But isn't that just a BEAUTIFUL picture of what a completed restoration looks like? When the bayonet goes on, it adds another 17-1/2 inches of steel to the muzzle. Neatest crowd-control device ever invented: nobody in their right mind would want to face 40 or 50 or a couple of hundred guys armed like that. A riot could be broken up without firing a single round and with nobody getting hurt, just from the intimidation factor alone.

Your wood is good walnut, of course. You will find The Damned Crack at the rear end of your forearm, right at that thin bit of wood where the trigger comes up to the sear. They nearly all used to crack right there. Hose it out with a swish of Brake-Kleen, the glue it with any really decent glue. I use Acra-Glas but any good epoxy will do the job. So will ordinary, old-fashioned wood glue, for that matter. Clamp it for a day after you glue it. There is another location where these crack, just forward of the magazine hole. Not too often, but you sometimes find one there. Same treatment, of course.

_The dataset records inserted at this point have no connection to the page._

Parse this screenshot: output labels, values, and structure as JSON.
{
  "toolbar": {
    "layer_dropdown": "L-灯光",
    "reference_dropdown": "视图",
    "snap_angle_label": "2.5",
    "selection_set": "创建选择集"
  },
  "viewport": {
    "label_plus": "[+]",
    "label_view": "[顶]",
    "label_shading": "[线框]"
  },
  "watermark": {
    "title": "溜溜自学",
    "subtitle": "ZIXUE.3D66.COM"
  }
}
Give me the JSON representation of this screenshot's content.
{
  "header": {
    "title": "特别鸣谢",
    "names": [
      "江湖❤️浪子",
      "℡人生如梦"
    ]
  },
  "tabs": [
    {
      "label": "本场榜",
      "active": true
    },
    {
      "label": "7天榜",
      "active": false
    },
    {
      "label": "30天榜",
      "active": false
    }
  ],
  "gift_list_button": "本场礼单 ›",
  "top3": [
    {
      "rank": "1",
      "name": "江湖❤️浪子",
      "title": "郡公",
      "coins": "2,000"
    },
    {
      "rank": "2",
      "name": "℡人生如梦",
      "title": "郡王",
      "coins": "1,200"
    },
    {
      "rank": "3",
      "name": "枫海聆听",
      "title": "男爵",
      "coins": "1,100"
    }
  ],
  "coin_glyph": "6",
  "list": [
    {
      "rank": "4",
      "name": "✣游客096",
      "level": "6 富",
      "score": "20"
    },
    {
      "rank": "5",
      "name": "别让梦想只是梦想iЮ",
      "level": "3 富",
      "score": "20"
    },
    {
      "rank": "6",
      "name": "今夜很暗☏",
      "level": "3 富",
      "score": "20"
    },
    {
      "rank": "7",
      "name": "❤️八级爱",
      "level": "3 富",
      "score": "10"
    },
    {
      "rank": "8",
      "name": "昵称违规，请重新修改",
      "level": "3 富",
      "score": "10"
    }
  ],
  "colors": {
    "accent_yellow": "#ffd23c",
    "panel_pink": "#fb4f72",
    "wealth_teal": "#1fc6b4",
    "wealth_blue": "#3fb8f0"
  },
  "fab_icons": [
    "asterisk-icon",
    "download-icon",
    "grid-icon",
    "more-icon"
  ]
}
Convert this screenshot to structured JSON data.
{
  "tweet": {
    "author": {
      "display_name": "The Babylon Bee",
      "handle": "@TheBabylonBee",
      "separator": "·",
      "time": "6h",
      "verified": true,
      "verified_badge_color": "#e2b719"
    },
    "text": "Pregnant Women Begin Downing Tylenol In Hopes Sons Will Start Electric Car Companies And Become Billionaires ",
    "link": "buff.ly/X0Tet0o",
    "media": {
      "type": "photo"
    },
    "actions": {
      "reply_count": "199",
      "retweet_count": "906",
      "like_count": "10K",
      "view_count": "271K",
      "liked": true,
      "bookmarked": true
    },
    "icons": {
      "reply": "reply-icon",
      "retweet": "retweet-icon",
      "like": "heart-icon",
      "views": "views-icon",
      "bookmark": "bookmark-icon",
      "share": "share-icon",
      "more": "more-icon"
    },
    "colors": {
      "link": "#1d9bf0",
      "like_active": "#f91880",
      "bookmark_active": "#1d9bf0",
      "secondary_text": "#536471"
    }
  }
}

Your daughter might be only 9, but it is obvious that she knows more about digital cameras than I do! Good photos of a work-in-progress.
 
If the bore is still dirty and your elbows are running out of grease, you could investigate and electronic bore cleaner. You can buy them at places like WSS, or you can make your own out of bits and pieces for next to nothing. If you google or look on Surplusrifle.com you will find plans and I think there is a thread here on gunnutz somewhere.
 
You know, that truly is a beauty! However, I don't think I can restore to this condition, simply because my forestock is not even that long. And even my buttstock is different. If I were to go for a full restore, it would mean all new wood! I might do it still, one day. But for now, I'm satisfied to get it as close to original as I can. Thanks for the thought though...this is what I'm aiming for.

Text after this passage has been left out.